Verlé (Carmignac) souligne que des opportunités existent sur les segments du crédit qui ont été les plus fortement impactés par la crise du coronavirus. Il faudra toutefois rester très sélectif et privilégier les émetteurs qui seront en mesure de survivre durant les prochains mois. Les prochains mois seront marqués par une augmentation rapide des taux de défaut.
Les marchés du crédit ont pris de plein fouet la crise du coronavirus, et ont connu des moments très difficiles durant le mois de mars. « Les marchés ont rapidement anticipé une hausse significative du taux de défaut, un événement qui va se produire durant les prochains mois mais qui sera mitigé par l’intervention massive des banques centrales », souligne Pierre Verlé (Responsable des marchés du crédit chez Carmignac). « Une récession faisait partie de nos hypothèses de travail depuis un moment, au bout d’un cycle de croissance économique qui avait déjà été extrêmement long ».
Ralentissement
Dans un contexte très perturbé, les différentiels de taux se sont rapidement écartés, avec une dislocation importante qui s’est produite entre les émissions d’entreprises peu risquées, et celles d’émetteurs plus vacillants dont les cours ont rapidement corrigé. Et comme les entreprises ont profité du support des banques centrales, le volume sur le marché primaire a été important, ce qui a permis de maintenir les différentiels sur des niveaux attractifs.
« Par rapport aux marchés boursiers, les valorisations sur le marché du crédit peignent une image nettement moins rose de la situation actuelle. Ce n’est toutefois pas anormal, car les investisseurs obligataires auront toujours tendance à se focaliser sur les risques baissiers, en particuliers lors des périodes de très faible visibilité sur la situation financière des entreprises », indique encore Pierre Verlé.
Risques
Il souligne également que le risque de défaut n’est pas provoqué par la récession, mais par l’arrêt des flux entrants lorsque les investisseurs deviennent moins optimistes. « Lorsque l’économie va bien, les investisseurs sont optimistes et ont tendance à supporter des entreprises qui devraient faire faillite ». Depuis deux mois, les banquiers centraux ont maintenu les flux entrants, ce qui devrait permettre de limiter les dégâts. « Mais ils ne seront pas en mesure de sauver les entreprises qui ne rembourseront pas les intérêts de leur dette ».

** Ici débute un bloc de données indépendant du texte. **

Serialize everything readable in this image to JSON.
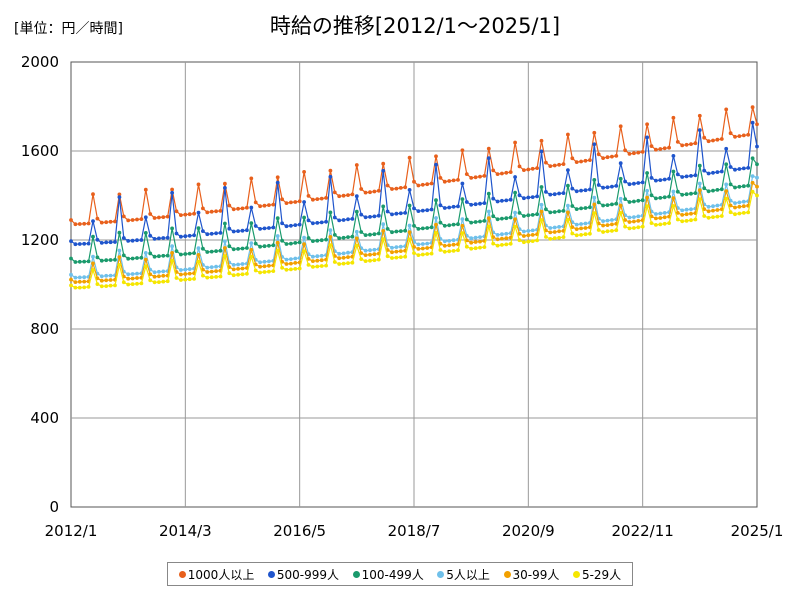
{
  "chart_data": {
    "type": "line",
    "title": "時給の推移[2012/1～2025/1]",
    "unit_label": "[単位：円／時間]",
    "x_tick_labels": [
      "2012/1",
      "2014/3",
      "2016/5",
      "2018/7",
      "2020/9",
      "2022/11",
      "2025/1"
    ],
    "x_tick_months": [
      0,
      26,
      52,
      78,
      104,
      130,
      156
    ],
    "x_range": [
      0,
      156
    ],
    "ylim": [
      0,
      2000
    ],
    "y_ticks": [
      0,
      400,
      800,
      1200,
      1600,
      2000
    ],
    "grid": true,
    "legend_position": "bottom",
    "series": [
      {
        "name": "1000人以上",
        "color": "#e8601c",
        "start_level": 1270,
        "end_level": 1680,
        "june_peak": 130,
        "december_peak": 120,
        "last_value": 1720
      },
      {
        "name": "500-999人",
        "color": "#1f55cc",
        "start_level": 1180,
        "end_level": 1530,
        "june_peak": 100,
        "december_peak": 200,
        "last_value": 1620
      },
      {
        "name": "100-499人",
        "color": "#1a9a6c",
        "start_level": 1100,
        "end_level": 1450,
        "june_peak": 110,
        "december_peak": 120,
        "last_value": 1540
      },
      {
        "name": "5人以上",
        "color": "#6fc0ea",
        "start_level": 1030,
        "end_level": 1380,
        "june_peak": 90,
        "december_peak": 110,
        "last_value": 1480
      },
      {
        "name": "30-99人",
        "color": "#f2a000",
        "start_level": 1010,
        "end_level": 1360,
        "june_peak": 80,
        "december_peak": 100,
        "last_value": 1440
      },
      {
        "name": "5-29人",
        "color": "#f5e600",
        "start_level": 985,
        "end_level": 1330,
        "june_peak": 75,
        "december_peak": 90,
        "last_value": 1400
      }
    ]
  }
}
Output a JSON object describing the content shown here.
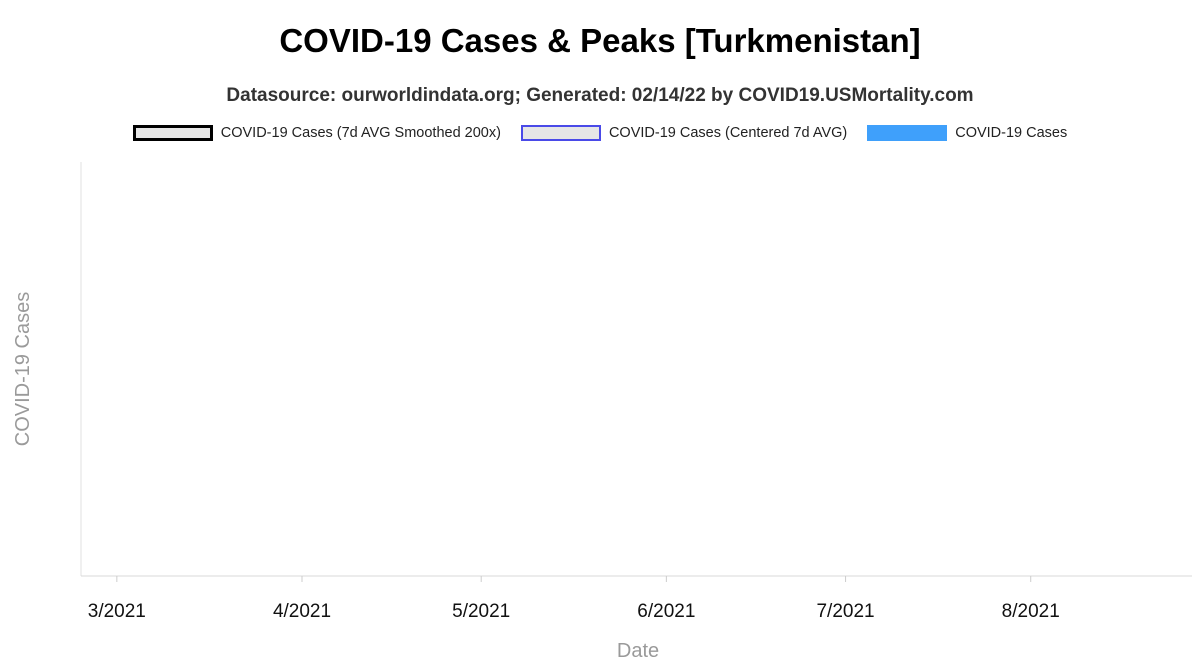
{
  "chart_data": {
    "type": "bar",
    "title": "COVID-19 Cases & Peaks [Turkmenistan]",
    "subtitle": "Datasource: ourworldindata.org; Generated: 02/14/22 by COVID19.USMortality.com",
    "xlabel": "Date",
    "ylabel": "COVID-19 Cases",
    "x_ticks": [
      "3/2021",
      "4/2021",
      "5/2021",
      "6/2021",
      "7/2021",
      "8/2021"
    ],
    "x_tick_dates": [
      "2021-03-01",
      "2021-04-01",
      "2021-05-01",
      "2021-06-01",
      "2021-07-01",
      "2021-08-01"
    ],
    "x_range": [
      "2021-02-23",
      "2021-08-28"
    ],
    "legend_position": "top",
    "grid": false,
    "series": [
      {
        "name": "COVID-19 Cases (7d AVG Smoothed 200x)",
        "type": "line",
        "color": "#000000",
        "fill": "#e6e6e6",
        "values": []
      },
      {
        "name": "COVID-19 Cases (Centered 7d AVG)",
        "type": "line",
        "color": "#4a4ae8",
        "fill": "#e6e6e6",
        "values": []
      },
      {
        "name": "COVID-19 Cases",
        "type": "bar",
        "color": "#3fa0fb",
        "values": []
      }
    ]
  }
}
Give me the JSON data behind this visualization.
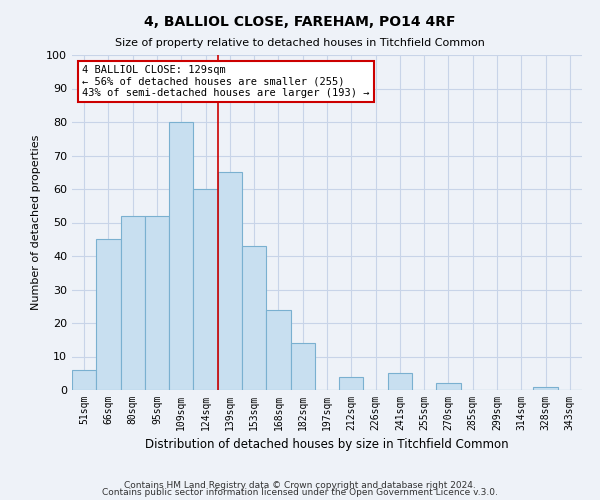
{
  "title": "4, BALLIOL CLOSE, FAREHAM, PO14 4RF",
  "subtitle": "Size of property relative to detached houses in Titchfield Common",
  "xlabel": "Distribution of detached houses by size in Titchfield Common",
  "ylabel": "Number of detached properties",
  "bin_labels": [
    "51sqm",
    "66sqm",
    "80sqm",
    "95sqm",
    "109sqm",
    "124sqm",
    "139sqm",
    "153sqm",
    "168sqm",
    "182sqm",
    "197sqm",
    "212sqm",
    "226sqm",
    "241sqm",
    "255sqm",
    "270sqm",
    "285sqm",
    "299sqm",
    "314sqm",
    "328sqm",
    "343sqm"
  ],
  "bar_values": [
    6,
    45,
    52,
    52,
    80,
    60,
    65,
    43,
    24,
    14,
    0,
    4,
    0,
    5,
    0,
    2,
    0,
    0,
    0,
    1,
    0
  ],
  "bar_color": "#c8dff0",
  "bar_edge_color": "#7ab0d0",
  "vline_x": 5.5,
  "vline_color": "#cc0000",
  "annotation_title": "4 BALLIOL CLOSE: 129sqm",
  "annotation_line1": "← 56% of detached houses are smaller (255)",
  "annotation_line2": "43% of semi-detached houses are larger (193) →",
  "annotation_box_edge": "#cc0000",
  "annotation_box_face": "#ffffff",
  "ylim": [
    0,
    100
  ],
  "yticks": [
    0,
    10,
    20,
    30,
    40,
    50,
    60,
    70,
    80,
    90,
    100
  ],
  "grid_color": "#c8d4e8",
  "background_color": "#eef2f8",
  "footnote1": "Contains HM Land Registry data © Crown copyright and database right 2024.",
  "footnote2": "Contains public sector information licensed under the Open Government Licence v.3.0."
}
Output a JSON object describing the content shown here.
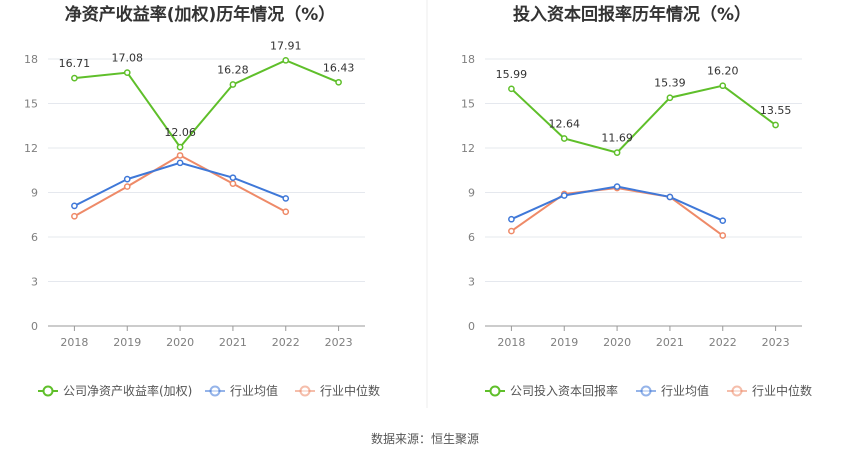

Dans les circonstances actuelles, le crédit va rester une zone du marché attractive, en particulier par rapport aux autres classes obligataires, et notamment face à la dette souveraine des pays développés où les rendements vont restés déprimés pendant encore de nombreuses années. « Les emprunts gouvernementaux peuvent constituer une protection lors des phases les plus mouvementées, mais c’est également la certitude de perdre de l’argent sur le long terme ».
Risques
Les fallen angels (« anges déchus ») sont des entreprises qui émettent de la dette sur la partie la moins risquée de la dette d’entreprise (Investment Grade, soit des notations BBB et supérieures), et qui risquent de subir une dégradation vers le segment du haut rendement (notations BB et inférieures). « Les entreprises notées BBB (qui se situent juste au-dessus du haut rendement) ont vu leur poids grimper de 20% du marché Investment Grade en 2007 à près de 50% l’année dernière ».
La politique menée par les banques centrales a incité les entreprises à s’endetter afin de procéder à des acquisitions ou à des rachats d’actions propres, de sorte qu’une grande partie de la classe Investment Grade affichait des conditions financières très dégradées au début de la crise. « Les agences de notation sont en train de rattraper leur retard et vont déclencher un cycle de dégradation qui va pousser un grand nombre d’émetteurs vers le haut rendement ». Cet afflux de papier va provoquer une hausse des rendements sur ce segment du marché.
Chine vs US
Pierre Verlé a fait une grande partie de sa carrière dans la dette en détresse, c’est-à-dire dans la sélection d’émissions sur lesquelles le marché craint un défaut prochain. « Mon travail est devenu beaucoup plus facile dans un environnement guidé par la peur, que trois mois plutôt lorsque les marchés étaient très complaisants.
« Le fait d’avoir un environnement risqué ne signifie pas que vous ne pouvez pas investir, et il est aujourd’hui possible de trouver des opportunités très attractives dans des segments qui ont été fortement touchés par la crise, par exemple les opérateurs de croisières où il était possible de trouver de très fortes décotes ».
A court terme, il estime que le segment du haut rendement reste clairement plus risqué, avec notamment la hausse attendue des taux de défaut et l’arrivée de nombreux anges déchus qui vont peser sur les valorisations. « A plus long terme, c’est toutefois dans ce segment qu’il est actuellement possible de trouver les meilleures opportunités ».